For all the collateral assets supported here, you may then call any of the view functions to get information about how they are setup in the system:

• getCollateralMintFees, getCollateralBurnFees: mint and burn fee parameters for a collateral asset

• isWhitelistedCollateral, getCollateralWhitelistData: whether burns and redemptions are whitelisted for a collateral asset and how the whitelist is setup. To understand why and how whitelists are operated in Transmuter, check out this page

• getIssuedByCollateral: to get how many stablecoins were issued from a collateral and overall

• getOracle, getOracleValues: how oracles are setup for a specific collateral (which feeds are read) and what values would be used for a mint, a burn or redemption operation

• isPaused: whether minting with or burning for a collateral asset is paused

• getManagerData: whether a collateral is invested externally in other strategies

About whitelists

Transmuter includes the possibility for governance to whitelist collateral assets, meaning that they can only be sent to addresses during a burn or a redemption to an address which has been whitelisted in some way. If Transmuter includes one collateral that requires a whitelist, and someone tries to redeem without forfeiting any tokens to an address which has not been whitelisted, then the redemption will revert.

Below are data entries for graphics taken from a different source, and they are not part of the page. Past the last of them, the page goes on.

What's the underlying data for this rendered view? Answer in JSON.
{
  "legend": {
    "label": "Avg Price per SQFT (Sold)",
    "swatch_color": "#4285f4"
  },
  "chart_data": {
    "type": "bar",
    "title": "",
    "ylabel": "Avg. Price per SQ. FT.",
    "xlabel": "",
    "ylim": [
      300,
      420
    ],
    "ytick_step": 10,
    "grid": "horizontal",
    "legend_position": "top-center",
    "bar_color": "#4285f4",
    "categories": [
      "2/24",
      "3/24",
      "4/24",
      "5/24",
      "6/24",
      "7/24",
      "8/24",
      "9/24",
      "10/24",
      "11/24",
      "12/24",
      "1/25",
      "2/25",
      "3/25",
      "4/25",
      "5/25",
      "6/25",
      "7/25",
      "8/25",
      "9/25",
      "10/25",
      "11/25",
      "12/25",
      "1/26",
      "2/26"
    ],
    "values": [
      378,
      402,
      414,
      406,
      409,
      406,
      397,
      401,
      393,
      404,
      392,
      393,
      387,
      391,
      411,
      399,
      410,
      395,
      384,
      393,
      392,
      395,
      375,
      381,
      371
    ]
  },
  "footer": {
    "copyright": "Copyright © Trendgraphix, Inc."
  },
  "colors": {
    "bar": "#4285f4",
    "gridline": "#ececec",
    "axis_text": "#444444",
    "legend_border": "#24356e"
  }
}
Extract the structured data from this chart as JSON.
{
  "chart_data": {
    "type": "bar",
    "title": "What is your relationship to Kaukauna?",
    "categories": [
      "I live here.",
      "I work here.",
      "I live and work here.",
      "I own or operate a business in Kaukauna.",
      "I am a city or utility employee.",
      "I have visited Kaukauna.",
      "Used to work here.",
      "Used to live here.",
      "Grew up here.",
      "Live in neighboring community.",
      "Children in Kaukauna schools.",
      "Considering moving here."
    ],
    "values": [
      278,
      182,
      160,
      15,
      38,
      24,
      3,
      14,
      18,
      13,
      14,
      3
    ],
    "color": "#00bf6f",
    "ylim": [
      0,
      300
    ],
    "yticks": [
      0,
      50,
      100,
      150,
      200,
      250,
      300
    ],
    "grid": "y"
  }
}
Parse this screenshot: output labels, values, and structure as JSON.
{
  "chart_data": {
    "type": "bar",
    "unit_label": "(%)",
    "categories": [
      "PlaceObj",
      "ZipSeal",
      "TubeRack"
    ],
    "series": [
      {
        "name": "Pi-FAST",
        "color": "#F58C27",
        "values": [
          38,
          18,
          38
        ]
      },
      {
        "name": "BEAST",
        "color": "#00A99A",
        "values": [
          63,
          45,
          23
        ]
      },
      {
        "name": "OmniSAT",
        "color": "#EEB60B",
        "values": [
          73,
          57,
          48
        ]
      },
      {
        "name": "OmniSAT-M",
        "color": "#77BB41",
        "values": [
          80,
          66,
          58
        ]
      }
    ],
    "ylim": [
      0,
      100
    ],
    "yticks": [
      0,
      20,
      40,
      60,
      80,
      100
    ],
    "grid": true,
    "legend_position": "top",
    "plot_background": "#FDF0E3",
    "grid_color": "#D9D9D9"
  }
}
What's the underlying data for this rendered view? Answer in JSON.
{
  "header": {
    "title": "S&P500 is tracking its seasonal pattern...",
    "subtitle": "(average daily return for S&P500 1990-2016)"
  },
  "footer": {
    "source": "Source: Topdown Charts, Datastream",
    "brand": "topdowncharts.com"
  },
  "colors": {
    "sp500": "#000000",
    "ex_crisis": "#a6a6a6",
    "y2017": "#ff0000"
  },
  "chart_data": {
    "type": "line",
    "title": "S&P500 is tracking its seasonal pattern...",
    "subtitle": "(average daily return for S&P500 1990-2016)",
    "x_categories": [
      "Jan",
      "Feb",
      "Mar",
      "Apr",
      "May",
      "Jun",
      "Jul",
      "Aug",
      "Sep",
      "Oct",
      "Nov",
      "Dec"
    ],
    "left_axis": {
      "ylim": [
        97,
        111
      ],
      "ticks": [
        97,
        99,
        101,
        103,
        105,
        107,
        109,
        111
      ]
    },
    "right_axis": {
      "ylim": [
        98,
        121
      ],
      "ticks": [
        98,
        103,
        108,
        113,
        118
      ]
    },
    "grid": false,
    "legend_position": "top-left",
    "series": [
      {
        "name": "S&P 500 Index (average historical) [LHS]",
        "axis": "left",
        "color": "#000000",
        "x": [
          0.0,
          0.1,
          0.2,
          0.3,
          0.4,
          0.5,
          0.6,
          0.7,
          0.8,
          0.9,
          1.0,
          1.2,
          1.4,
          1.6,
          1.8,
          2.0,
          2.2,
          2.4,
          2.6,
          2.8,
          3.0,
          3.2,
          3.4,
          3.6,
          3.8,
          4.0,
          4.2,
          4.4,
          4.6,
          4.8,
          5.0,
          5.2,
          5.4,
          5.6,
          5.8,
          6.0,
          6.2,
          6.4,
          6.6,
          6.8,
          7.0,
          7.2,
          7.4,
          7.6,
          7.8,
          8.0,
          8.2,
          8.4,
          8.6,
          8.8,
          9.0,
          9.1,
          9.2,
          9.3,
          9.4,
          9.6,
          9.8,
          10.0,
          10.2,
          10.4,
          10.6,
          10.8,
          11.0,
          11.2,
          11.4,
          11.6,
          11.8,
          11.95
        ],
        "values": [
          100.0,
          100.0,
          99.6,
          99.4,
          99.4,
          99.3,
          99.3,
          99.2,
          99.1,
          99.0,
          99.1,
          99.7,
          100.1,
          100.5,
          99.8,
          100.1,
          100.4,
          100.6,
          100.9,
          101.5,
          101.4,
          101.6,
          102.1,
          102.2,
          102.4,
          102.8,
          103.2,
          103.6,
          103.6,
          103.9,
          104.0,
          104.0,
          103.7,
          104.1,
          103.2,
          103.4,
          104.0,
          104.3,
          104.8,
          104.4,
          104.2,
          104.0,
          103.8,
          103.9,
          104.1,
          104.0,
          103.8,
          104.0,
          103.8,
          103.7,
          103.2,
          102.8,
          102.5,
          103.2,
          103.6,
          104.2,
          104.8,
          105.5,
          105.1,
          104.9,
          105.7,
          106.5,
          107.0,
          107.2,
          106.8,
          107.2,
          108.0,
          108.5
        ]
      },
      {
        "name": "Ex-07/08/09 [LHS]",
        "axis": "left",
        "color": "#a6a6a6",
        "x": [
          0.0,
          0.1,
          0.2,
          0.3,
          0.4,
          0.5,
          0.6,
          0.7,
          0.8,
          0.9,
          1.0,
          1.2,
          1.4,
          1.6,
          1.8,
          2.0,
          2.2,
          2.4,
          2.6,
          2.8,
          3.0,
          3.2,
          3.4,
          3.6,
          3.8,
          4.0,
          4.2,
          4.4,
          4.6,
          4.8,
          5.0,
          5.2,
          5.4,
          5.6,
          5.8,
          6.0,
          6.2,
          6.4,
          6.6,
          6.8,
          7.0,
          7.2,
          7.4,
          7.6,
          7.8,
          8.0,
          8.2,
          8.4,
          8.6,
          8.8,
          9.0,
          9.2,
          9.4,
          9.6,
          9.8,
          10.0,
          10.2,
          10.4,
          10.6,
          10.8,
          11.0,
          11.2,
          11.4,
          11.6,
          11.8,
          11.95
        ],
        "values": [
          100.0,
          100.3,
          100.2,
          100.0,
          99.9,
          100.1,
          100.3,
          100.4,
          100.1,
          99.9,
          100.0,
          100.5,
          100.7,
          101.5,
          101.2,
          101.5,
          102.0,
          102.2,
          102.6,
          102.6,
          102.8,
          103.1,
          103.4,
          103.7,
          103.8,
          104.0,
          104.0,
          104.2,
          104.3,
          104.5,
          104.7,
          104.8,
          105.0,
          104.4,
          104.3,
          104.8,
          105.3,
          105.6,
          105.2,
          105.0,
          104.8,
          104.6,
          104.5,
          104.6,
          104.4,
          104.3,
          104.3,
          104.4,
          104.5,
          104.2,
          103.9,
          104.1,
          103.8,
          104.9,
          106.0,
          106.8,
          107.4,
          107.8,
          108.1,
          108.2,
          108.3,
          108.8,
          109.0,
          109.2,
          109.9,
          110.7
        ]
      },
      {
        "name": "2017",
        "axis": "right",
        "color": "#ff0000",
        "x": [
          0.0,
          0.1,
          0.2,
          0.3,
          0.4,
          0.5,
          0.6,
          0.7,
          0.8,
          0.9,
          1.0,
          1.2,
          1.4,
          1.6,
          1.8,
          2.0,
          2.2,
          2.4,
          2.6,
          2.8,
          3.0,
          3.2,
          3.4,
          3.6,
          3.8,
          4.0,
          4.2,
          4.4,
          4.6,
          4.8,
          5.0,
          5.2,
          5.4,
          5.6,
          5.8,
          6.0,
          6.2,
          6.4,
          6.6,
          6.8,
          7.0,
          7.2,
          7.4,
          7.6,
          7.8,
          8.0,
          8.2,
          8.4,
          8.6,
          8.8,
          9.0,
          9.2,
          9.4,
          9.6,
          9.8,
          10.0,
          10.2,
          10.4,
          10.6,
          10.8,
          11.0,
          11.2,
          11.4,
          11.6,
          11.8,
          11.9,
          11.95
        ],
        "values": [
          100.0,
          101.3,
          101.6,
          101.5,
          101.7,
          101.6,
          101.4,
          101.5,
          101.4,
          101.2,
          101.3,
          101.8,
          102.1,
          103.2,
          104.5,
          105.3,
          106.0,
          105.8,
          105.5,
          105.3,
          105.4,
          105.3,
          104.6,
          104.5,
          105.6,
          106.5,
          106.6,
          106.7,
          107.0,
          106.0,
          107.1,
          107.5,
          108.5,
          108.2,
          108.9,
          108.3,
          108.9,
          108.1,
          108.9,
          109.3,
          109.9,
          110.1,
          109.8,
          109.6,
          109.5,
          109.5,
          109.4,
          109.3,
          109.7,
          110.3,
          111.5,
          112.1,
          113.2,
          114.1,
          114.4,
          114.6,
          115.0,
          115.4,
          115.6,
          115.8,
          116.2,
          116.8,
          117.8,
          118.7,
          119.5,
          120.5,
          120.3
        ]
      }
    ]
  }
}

In fact, if there are n collateral assets, with m of them requiring a whitelist, if all the whitelists are different, for a full redemption to occur successfully, the to address would need to be whitelisted for all the m collateral assets. Otherwise, to still be able to redeem something out of your stablecoins, you need to forfeit the tokens for which the to address is not whitelisted through the redeemWithForfeit function.

On a similar note, burn operations involving collateral assets requiring a whitelist revert if the to address is not whitelisted.

The quote functions (quoteIn, quoteOut, quoteRedemptionCurve) do not revert however if there are collateral assets with whitelists involved.